Like Colombia and Kenya, the northern coffee growing region of Sumatra (most commonly known as ‘Lingtong’) has two crops in May/June and Sept/Oct. The crops in Aceh (more commonly known as ‘Mandheling’) are more typically harvested around a month later.
A visit like ours around Sumatra – from teeming traffic chaos in Medan to endless fertile upland countryside (coffee is growing around 1000-1300m; higher in some cases) – will give the visitor a perspective of the potential of this huge country covering many thousands of islands. Three years ago, NGO’s and audit agencies were thin on the ground but now the area is crawling with Utz Kapeh, Fairtrade, Skal Organic, 4C, Cafe Practices, Rainforest Alliance – you name it. A veritable blizzard of certification agencies has descended on Sumatra as the place seems to have been ”discovered” in the past few years as doubtless vast quantities of aid (and aid agency staff) poured in after the tsunami.

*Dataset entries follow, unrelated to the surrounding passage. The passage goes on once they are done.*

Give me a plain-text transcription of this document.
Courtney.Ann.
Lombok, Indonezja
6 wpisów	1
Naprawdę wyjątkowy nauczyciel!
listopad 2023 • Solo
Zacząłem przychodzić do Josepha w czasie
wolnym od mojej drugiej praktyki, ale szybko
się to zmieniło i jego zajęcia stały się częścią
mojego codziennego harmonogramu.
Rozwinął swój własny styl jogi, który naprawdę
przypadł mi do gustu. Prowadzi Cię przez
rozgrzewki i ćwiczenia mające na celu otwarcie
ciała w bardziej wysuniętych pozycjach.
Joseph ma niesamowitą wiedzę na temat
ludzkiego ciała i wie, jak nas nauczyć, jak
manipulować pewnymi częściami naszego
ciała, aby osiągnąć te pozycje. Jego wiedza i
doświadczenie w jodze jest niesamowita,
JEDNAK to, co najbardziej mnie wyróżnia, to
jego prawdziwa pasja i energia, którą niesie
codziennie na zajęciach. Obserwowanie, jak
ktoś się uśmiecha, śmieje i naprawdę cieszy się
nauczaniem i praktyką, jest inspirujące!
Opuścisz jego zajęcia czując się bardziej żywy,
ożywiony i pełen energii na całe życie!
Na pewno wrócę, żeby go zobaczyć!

At Mercanta, our methodology is simple – and perhaps it will not satisfy the ‘badge and label’ buyers who need to justify themselves to large retailers and their customers. But it will satisfy our Speciality Coffee roaster customers in 25 countries who rely on us to discover very fine quality (85+ points) Sumatra coffee.
And, hey – since it does matter – yes, we pay a lot more than certification baseline prices in order to ensure our pick of the crop.
Genuine specialty buyers are more aware than ever that premium prices are commonplace to secure the best of crop (witness Cup of Excellence average prices now at above USD$6/lb for testimony to that fact). We will continue to see the ‘badge and label’ and the ‘quality’ businesses diverge and diversify in two entirely different directions. The minimum guaranteed price will continue to provide a safety net for those growers lacking market access or unable to produce suitably high quality for the more discerning customers. Meanwhile, competition amongst the leading specialty coffee roasters and importers will continue to mean that prices far above these guaranteed minimums will be necessary to secure the pick of the crop based on cup quality.